JATIWARAS, PPK-JTW – Pengumuman Daftar Pemilih Sementara (DPS) oleh Panitia Pemungutan Suara (PPS) paling lama selama 14 (empat belas) hari, 11 – 24 Juli 2013, usai sudah. Hal tersebut sesuai dengan ketentuan Pasal 21 Ayat (2) Peraturan Komisi Pemilihan Umum tentang Penyusunan Daftar Pemilih untuk Pemilihan Umum Anggota Dewan Perwakilan Rakyat, Dewan Perwakilan Daerah, dan Dewan Perwakilan Rakyat Daerah.
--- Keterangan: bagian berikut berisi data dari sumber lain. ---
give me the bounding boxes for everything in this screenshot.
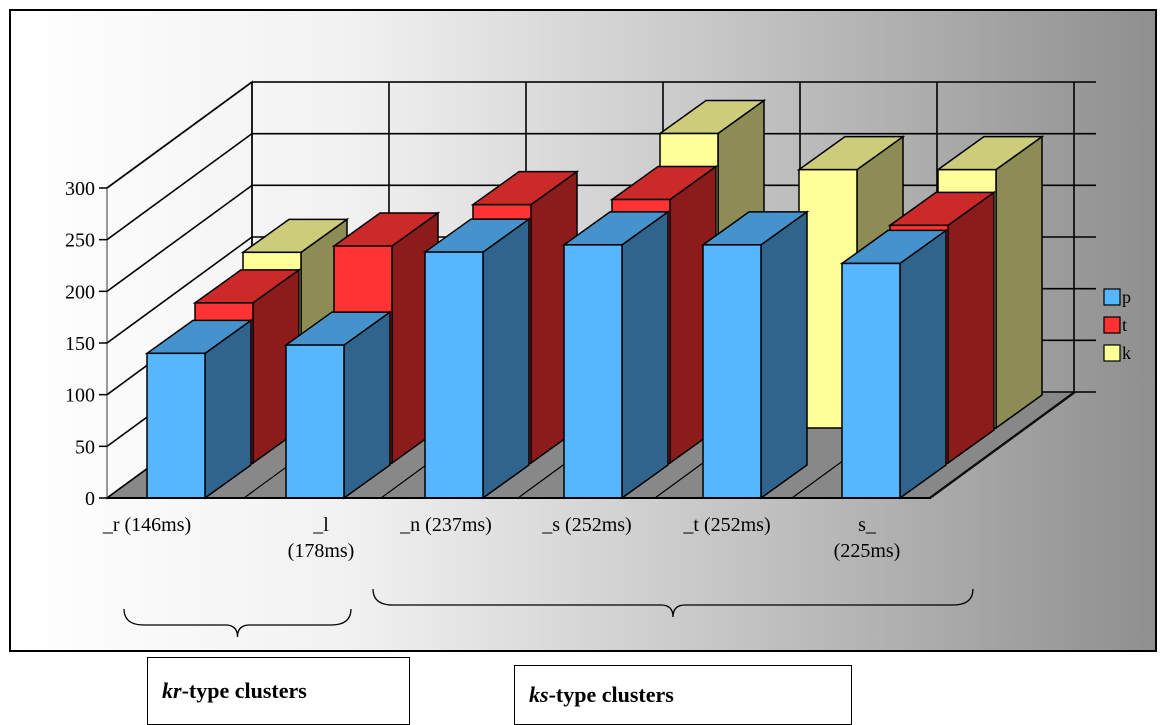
- kr-cluster-brace: [123, 608, 352, 638]
- ks-prefix: ks: [529, 682, 549, 707]
- legend-swatch-p: [1103, 288, 1121, 306]
- y-tick-label: 200: [65, 281, 95, 303]
- bar-front-p-4: [702, 244, 762, 499]
- y-tick-label: 300: [65, 178, 95, 200]
- ks-cluster-brace: [372, 588, 974, 618]
- chart-frame: 0 50 100 150 200 250 300 _r (146ms) _l (178ms) _n …: [9, 9, 1157, 652]
- category-label: s_: [858, 514, 877, 536]
- legend: ptk: [1103, 287, 1131, 363]
- ks-suffix: -type clusters: [548, 682, 674, 707]
- category-label: (178ms): [288, 540, 355, 562]
- bar-front-p-5: [841, 262, 901, 499]
- kr-suffix: -type clusters: [181, 678, 307, 703]
- bar-side-p-3: [621, 210, 669, 500]
- legend-label-t: t: [1122, 315, 1127, 335]
- bar-front-p-3: [563, 244, 623, 499]
- gridline-side: [106, 236, 253, 344]
- bar-side-k-5: [995, 135, 1043, 430]
- bar-p-5: [839, 228, 949, 500]
- bar-p-4: [700, 210, 810, 500]
- bar-front-p-1: [285, 344, 345, 499]
- category-label: _r (146ms): [102, 514, 191, 536]
- floor-line: [928, 391, 1075, 499]
- gridline-side: [106, 81, 253, 189]
- bar-p-3: [561, 210, 671, 500]
- bar-side-t-5: [947, 190, 995, 465]
- gridline-side: [106, 133, 253, 241]
- category-label: _s (252ms): [541, 514, 631, 536]
- bar-front-p-2: [424, 251, 484, 499]
- y-tick-label: 100: [65, 385, 95, 407]
- bar-front-p-0: [146, 352, 206, 499]
- y-tick-label: 250: [65, 230, 95, 252]
- bar-side-p-2: [482, 217, 530, 500]
- y-tick-label: 50: [75, 436, 95, 458]
- y-tick-label: 0: [85, 488, 95, 510]
- category-label: _t (252ms): [682, 514, 770, 536]
- gridline-side: [106, 184, 253, 292]
- y-tick-label: 150: [65, 333, 95, 355]
- bar-chart-3d: 0 50 100 150 200 250 300 _r (146ms) _l (178ms) _n …: [65, 80, 1131, 638]
- kr-prefix: kr: [162, 678, 182, 703]
- category-label: _l: [312, 514, 329, 536]
- bar-side-p-5: [899, 228, 947, 500]
- bar-p-1: [283, 310, 393, 500]
- kr-cluster-label-box: kr -type clusters: [147, 657, 410, 725]
- legend-label-p: p: [1122, 287, 1131, 307]
- legend-swatch-t: [1103, 316, 1121, 334]
- legend-label-k: k: [1122, 343, 1131, 363]
- bar-p-2: [422, 217, 532, 500]
- ks-cluster-label-box: ks -type clusters: [514, 665, 852, 725]
- bar-p-0: [144, 318, 254, 500]
- category-label: (225ms): [834, 540, 901, 562]
- bar-side-p-4: [760, 210, 808, 500]
- legend-swatch-k: [1103, 344, 1121, 362]
- category-label: _n (237ms): [399, 514, 492, 536]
Pengumuman ini dimaksudkan untuk mendapatkan masukan dan tanggapan baik dari masyarakat maupun dari peserta pemilu (partai politik). Masukan dan tanggapan dari masyarakat dan peserta pemilu ini berlangsung selama 21 (dua puluh satu) hari (Pasal 23 Ayat 1), yang juga dimulai sejak tanggal 11 Juli hingga 1 Agustus 2013.

Tahap selanjutnya, usai masa masukan dan tanggapan berakhir, PPS akan melakukan perbaikan dan penyusunan DPS yang berlangsung selama 14 (empat belas) (hari Pasal 24 Ayat 1), yaitu mulai tanggal 2 – 15 Agustus 2013. Pada tahapan ini, pada dasarnya tidak ada perbedaan langkah-langkah yang berarti dengan penyusunan DPS, yaitu saring (memisahkan yang meninggal, data ganda, di bawah umur, pindah domisi, tidak dikenal, TNI, POLRI, dan hilang ingatan); pindah TPS, tambah data baru (bila belum tercantum di DPS), serta sunting data/pemutakhiran (bila masih ada data pemilih yang keliru). Pada tahap ini hanya waktunya saja yang lebih singkat ketimbang masa penyusunan DPS.

Hingga tahapan DPS ini, jumlah pemilih untuk Kecamatan Jatiwaras sebanyak 39.616 pemilih, terdiri dari 20.039 pemilih laki-laki dan 19.577 pemilih perempuan. Jumlah ini mengalami penyusutan sebanyak 16.961 pemilih (29,98%) dari jumlah pemilih sebelum pemutakhiran (DP4/Model A.0) yang berjumlah 56.577 pemilih, terdiri dari 28.511 pemilih laki-laki dan 28.066 pemilih perempuan.

Jumlah pemilih pada DP4 tersebut demikian bengkak hingga 15.294 (27%) melebihi jumlah penduduk kecamatan yang hanya mencapai 41.283 (Data DAK2 Tahun 2012). Pembengkakan jumlah ini disebabkan oleh duplikasi sebagai akibat dari perbedaan data pemilih yang berasal dari pemerintah (eKTP) dan data pemilih yang berasal dari Daftar Pemilih Tetap (DPT) Pemilu terakhir sebagai bahan untuk menyusun daftar pemilih. Perbedaan data tersebut sebagian besar terdapat pada perbedaan Nomor Kartu Keluarga (NKK), Nomor Identitas Kependudukan (NIK) dan nama pemilih. NKK dan NIK pada data eKTP lengkap sedangkan pada data DPT kosong. Nama yang terdapat pada eKTP menggunakan nama resmi, sedangkan pada DPT banyak menggunakan nama panggilan.

Oleh karena itu, pastikan nama Anda tercantum dalam DPS dan DPT dengan tidak ganda dan dengan benar!